I’d love to see Kelly get to fully realize his vision for this movie. The filmmaker is well aware that this sounds like what Zack Snyder is doing with Justice League and explains:

"We are entering into a new world of digesting narratives, and with the sort of streaming platforms, we have sort of trained the audience into being more open to digesting longer stories that sort of exist in that netherworld that exists between a feature film and a long-form television series. You see what Steve McQueen has just done with the Small Ax anthology on Amazon and you're seeing what Zack Snyder is working on with Justice League, and I think that if you have a film that can't really exist normally in the traditional theatrical distribution space, that has these running time requirements, you look at what Scorsese did with The Irishman.

“These are films that need to exist in a streaming platform but they're still films. They have the authorship of they're all directed by the same person and the same screenwriter and the same cinematographer. That's what's most exciting about the streaming revolution that we're experiencing right now, is maybe we'll start to expand the definition of what a film is. If it has a single director and a single screenwriter and it meets the general criteria of what a film is, I think we can maybe see an expansion of that definition. Even the way the Oscars are changing their rules in terms of streaming and eligibility, the streaming world can maybe start to imagine what a feature film is.
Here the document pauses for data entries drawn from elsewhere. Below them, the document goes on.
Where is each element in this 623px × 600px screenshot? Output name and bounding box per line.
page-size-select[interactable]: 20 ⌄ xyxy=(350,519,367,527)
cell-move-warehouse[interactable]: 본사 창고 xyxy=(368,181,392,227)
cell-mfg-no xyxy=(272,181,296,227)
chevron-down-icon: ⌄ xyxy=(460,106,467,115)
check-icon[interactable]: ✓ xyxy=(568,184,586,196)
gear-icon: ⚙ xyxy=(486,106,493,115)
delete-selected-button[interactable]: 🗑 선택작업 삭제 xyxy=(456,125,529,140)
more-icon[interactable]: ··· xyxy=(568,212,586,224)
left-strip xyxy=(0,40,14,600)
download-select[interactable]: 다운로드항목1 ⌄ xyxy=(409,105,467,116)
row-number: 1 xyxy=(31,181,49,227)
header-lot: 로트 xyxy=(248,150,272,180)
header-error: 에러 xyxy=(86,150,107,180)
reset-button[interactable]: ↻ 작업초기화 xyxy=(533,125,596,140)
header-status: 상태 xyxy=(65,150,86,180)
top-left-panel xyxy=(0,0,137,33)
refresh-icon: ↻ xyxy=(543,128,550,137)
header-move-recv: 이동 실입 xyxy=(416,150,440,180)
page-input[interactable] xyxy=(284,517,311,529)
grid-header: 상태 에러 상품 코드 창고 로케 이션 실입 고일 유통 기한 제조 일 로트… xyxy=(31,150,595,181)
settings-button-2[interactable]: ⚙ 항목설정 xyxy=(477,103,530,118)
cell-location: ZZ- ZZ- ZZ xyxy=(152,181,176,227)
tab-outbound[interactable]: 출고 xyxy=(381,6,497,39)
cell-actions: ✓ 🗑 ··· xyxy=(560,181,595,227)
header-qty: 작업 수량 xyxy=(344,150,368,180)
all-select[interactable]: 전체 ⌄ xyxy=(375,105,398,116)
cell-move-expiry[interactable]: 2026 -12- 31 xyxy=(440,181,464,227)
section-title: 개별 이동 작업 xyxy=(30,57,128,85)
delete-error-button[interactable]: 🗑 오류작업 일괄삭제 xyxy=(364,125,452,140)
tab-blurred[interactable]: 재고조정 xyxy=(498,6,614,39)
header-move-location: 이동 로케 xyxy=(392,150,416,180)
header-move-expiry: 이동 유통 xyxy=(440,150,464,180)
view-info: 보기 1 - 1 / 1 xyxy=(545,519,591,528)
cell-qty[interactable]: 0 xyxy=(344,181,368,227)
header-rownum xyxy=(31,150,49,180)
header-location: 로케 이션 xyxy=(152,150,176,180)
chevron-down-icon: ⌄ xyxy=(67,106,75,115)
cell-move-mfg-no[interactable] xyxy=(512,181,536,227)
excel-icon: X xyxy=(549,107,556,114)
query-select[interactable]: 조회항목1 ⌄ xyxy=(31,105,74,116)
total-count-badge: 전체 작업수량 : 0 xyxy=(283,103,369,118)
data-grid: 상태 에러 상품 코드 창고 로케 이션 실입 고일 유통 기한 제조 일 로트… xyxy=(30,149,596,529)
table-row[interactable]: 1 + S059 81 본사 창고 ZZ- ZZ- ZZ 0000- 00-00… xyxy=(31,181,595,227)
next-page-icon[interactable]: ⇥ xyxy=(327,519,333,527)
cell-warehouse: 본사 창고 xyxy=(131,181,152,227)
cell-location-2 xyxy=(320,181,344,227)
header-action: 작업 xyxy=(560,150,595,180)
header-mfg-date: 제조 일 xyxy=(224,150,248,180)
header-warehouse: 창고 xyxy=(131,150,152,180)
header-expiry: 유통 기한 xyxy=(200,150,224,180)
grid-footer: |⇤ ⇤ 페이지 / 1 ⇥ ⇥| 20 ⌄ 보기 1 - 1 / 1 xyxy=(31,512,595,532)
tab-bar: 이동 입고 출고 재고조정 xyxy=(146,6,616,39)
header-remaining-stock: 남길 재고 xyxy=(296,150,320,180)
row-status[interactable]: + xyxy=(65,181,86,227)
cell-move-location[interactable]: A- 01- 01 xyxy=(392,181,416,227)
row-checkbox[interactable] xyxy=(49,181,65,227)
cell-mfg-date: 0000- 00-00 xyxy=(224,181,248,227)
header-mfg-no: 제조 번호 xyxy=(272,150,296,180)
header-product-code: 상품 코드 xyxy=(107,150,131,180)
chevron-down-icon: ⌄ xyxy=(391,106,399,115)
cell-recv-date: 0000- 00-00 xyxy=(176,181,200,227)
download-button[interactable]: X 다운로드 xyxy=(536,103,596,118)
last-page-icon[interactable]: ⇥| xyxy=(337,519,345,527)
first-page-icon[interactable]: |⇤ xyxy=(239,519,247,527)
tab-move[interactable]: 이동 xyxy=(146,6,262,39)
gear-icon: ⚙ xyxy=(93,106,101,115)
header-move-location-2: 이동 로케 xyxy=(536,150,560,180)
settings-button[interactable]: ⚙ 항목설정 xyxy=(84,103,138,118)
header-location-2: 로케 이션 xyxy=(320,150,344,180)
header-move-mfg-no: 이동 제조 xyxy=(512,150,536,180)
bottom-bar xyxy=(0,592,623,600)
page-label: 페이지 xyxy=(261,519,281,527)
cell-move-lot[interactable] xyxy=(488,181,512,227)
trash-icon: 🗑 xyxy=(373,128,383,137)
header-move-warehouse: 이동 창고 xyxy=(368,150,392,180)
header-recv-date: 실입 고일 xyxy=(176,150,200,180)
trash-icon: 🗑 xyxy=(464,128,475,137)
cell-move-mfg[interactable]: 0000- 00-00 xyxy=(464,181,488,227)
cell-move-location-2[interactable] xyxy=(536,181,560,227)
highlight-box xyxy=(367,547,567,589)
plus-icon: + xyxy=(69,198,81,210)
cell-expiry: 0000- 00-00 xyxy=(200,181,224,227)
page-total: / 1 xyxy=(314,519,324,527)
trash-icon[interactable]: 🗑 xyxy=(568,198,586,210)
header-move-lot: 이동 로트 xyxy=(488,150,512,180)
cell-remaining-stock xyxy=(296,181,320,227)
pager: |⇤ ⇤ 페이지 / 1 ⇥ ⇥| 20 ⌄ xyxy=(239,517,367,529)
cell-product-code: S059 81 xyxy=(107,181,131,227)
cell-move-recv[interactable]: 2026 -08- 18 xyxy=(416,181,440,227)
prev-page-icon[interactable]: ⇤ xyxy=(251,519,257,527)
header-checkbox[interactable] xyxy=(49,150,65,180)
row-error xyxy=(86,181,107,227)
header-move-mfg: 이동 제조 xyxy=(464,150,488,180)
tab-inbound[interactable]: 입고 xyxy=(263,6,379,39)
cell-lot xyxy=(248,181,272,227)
“I'm trying to embrace all this change with a positive attitude and if it affords me the opportunity to revisit something like Southland Tales...that's very exciting to me, and I'm going to lean into that and I”m going to do the work and do my best to try and sell everyone on the idea."

If you don’t remember what the film was about, “With the United States under the threat of nuclear attack, the lives of several people converge in a dystopian Los Angeles. Movie star Boxer Santaros (Dwayne Johnson) plans his next film with the help of ambitious porn actress Krysta Now (Sarah Michelle Gellar) and troubled policeman Roland Taverner (Seann William Scott). Meanwhile, Marxist revolutionaries, greedy corporations and secretive government agencies pursue their separate agendas among a paranoid populace.”

What do you think about Kelly reinventing Southland Tales? If you saw the first film, what did you think of it?

Southland Tales will arrive on Blu-ray on January 26, 2021.